Note 1     If a unit title assessor contravenes an applicable code of practice the unit title assessor commits an offence—see the Construction Occupations Licensing Act 2004 , s 87.

Note 2     If a form is approved under the Act, s 180 for this provision, the form must be used.

    (2)     If the unit title assessment report is in relation to a staged development, the unit title assessor need only report on those matters mentioned in subsection (1) that relate to stage 1 of the development.

    (3)     In this section:

"district"—see the Districts Act 2002 , dictionary.

"footprint", of a building on a parcel, means the part of the parcel covered by the extremities of the building at or projected to ground level.

2E     Unit title assessment report—accompanying material—Act, s 22B (5) (b)

    (1)     The following accompanying material is prescribed:

        (a)     the relevant development approval;

        (b)     the most recent certificate of occupancy and use

              (i)     for each unit in the parcel; and

              (ii)     for any structure within the boundaries of the common property;

        (c)     a certification of unit entitlements for the parcel that is not more than 3 months old;

        (d)     a completed schedule of unit entitlement form for the parcel that is not more than 3 months old;

        (e)     a site plan for the parcel that is not more than 3 months old;

        (f)     a floor plan for the parcel that is not more than 3 months old;

        (g)     a completed registered surveyor's declaration form for the parcel that is not more than 3 months old;

        (h)     if permission for the development is required under the Roads and Public Places Act 1937 , section 9—a copy of the permit;

              (i)     a certificate (a fitness for unit title certificate ) that—

              (i)     is not more than 3 months old; and

              (ii)     is issued by an eligible building surveyor; and

              (iii)     certifies that each proposed unit in the parcel is suitable for separate occupation;    

        (j)     certification by a registered surveyor, not more than 3 months old, that any structure not shown on the site plan or floor plan does not encroach on any of the following:

              (i)     the parcel boundary;

              (ii)     a unit boundary;

              (iii)     a unit subsidiary;

              (iv)     the common property;

        (k)     if an attachment is allowed to encroach on leased or unleased Territory land, certification by a registered surveyor—

              (i)     that is not more than 3 months old; and

              (ii)     that the encroachment is allowed under the Act and the relevant development approval for the parcel; and

              (iii)     that the attachment complies with the approval based on a site inspection; and

              (iv)     for leased land—that includes the Land Titles Office dealing number of the registered transfer and grant of the easement;

Note     Attachment —see the Act, dictionary.    

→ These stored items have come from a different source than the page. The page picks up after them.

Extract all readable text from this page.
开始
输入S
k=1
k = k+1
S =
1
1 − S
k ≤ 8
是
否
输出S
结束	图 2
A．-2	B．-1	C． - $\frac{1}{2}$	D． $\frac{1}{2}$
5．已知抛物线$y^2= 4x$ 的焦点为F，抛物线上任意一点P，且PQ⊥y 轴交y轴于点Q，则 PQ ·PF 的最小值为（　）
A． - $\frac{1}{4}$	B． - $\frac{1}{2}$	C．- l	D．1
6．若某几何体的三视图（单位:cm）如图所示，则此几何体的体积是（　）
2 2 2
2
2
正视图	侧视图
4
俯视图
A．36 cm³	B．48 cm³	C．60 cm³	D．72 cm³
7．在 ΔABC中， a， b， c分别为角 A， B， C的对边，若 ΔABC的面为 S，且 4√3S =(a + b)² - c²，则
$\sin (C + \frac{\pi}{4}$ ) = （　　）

        (l)     any other further information obtained by the unit title assessor under the Act, section 22C.

    (2)     In this section:

"certificate of occupancy and use" means—

        (a)     for a development on or after 1 July 1995—a certificate of occupancy issued under, or taken to be issued under, the Building Act 2004 ; or

        (b)     for a development before 1 July 1995—a certificate of occupancy issued under the Building Act 1972 (repealed) and the approval of plumbing or drainage work issued under the Energy and Water Act 1988 (repealed).

"eligible building surveyor" means a building surveyor who would be eligible to be appointed as a building certifier of the building if the building were to be built when the fitness for unit title certificate is given.

"registered surveyor's declaration form "means the surveyor's declaration form approved under the Land Titles Act 1925 , section 140.

2F     Offence—preparing false or misleading unit title assessment report

    (1)     A unit title assessor commits an offence if—

        (a)     the unit title assessor prepares a unit title assessment report; and

        (b)     the report—

              (i)     is false or misleading; or

              (ii)     omits something without which the report is false or misleading; and

        (c)     the person knows, or is reckless as to whether the report—

              (i)     is false or misleading; or

              (ii)     omits something without which the report is false or misleading.

Maximum penalty: 60 penalty units.

    (2)     Each partner of a unit title assessor commits an offence if—

        (a)     the unit title assessor prepares a unit title assessment report; and

        (b)     the report—

              (i)     is false or misleading; or

              (ii)     omits something without which the report is false or misleading; and

        (c)     the partner, or one of the partners, knows, or is reckless as to whether—

              (i)     the report is false or misleading; or

              (ii)     omits something without which the report is false or misleading.

Maximum penalty: 60 penalty units.

    (3)     It is a defence to a prosecution for an offence against subsection (2) if the partner proves—

        (a)     that—

              (i)     the partner did not know about the false or misleading report; and

              (ii)     reasonable precautions were taken and appropriate diligence was exercised to avoid the preparation of a false or misleading report; or

        (b)     that the partner was not in a position to influence the other partners in relation to the preparation of the report.

2G     Offence—providing false or misleading unit title assessment report in application for unit title

    (1)     A person commits an offence if—

        (a)     the person applies for the subdivision of a parcel under the Act, section 17; and

        (b)     the person provides a unit title assessment report as part of the application; and

        (c)     the report—

              (i)     is false or misleading; or

              (ii)     omits something without which the report is false or misleading; and

        (d)     the person knows, or is reckless as to whether the report—

              (i)     is false or misleading; or

              (ii)     omits something without which the report is false or misleading.

Maximum penalty: 60 penalty units.

    (2)     Each partner of a partnership commits an offence if—

        (a)     the partnership applies for the subdivision of a parcel under the Act, section 17; and

        (b)     the partnership provides a unit title assessment report as part of the application; and

        (c)     the report—

              (i)     is false or misleading; or

              (ii)     omits something without which the report is false or misleading; and

        (d)     the partner or one of the partners knows, or is reckless as to whether the report—

              (i)     is false or misleading; or

              (ii)     omits something without which the report is false or misleading.

Maximum penalty: 60 penalty units.

    (3)     It is a defence to a prosecution for an offence against subsection (2) if the partner proves—

        (a)     that—

              (i)     the partner did not know about the false or misleading report; and

              (ii)     reasonable precautions were taken and appropriate diligence was exercised to avoid the provision of a false or misleading report; or

        (b)     that the partner was not in a position to influence the other partners in relation to the provision of the report.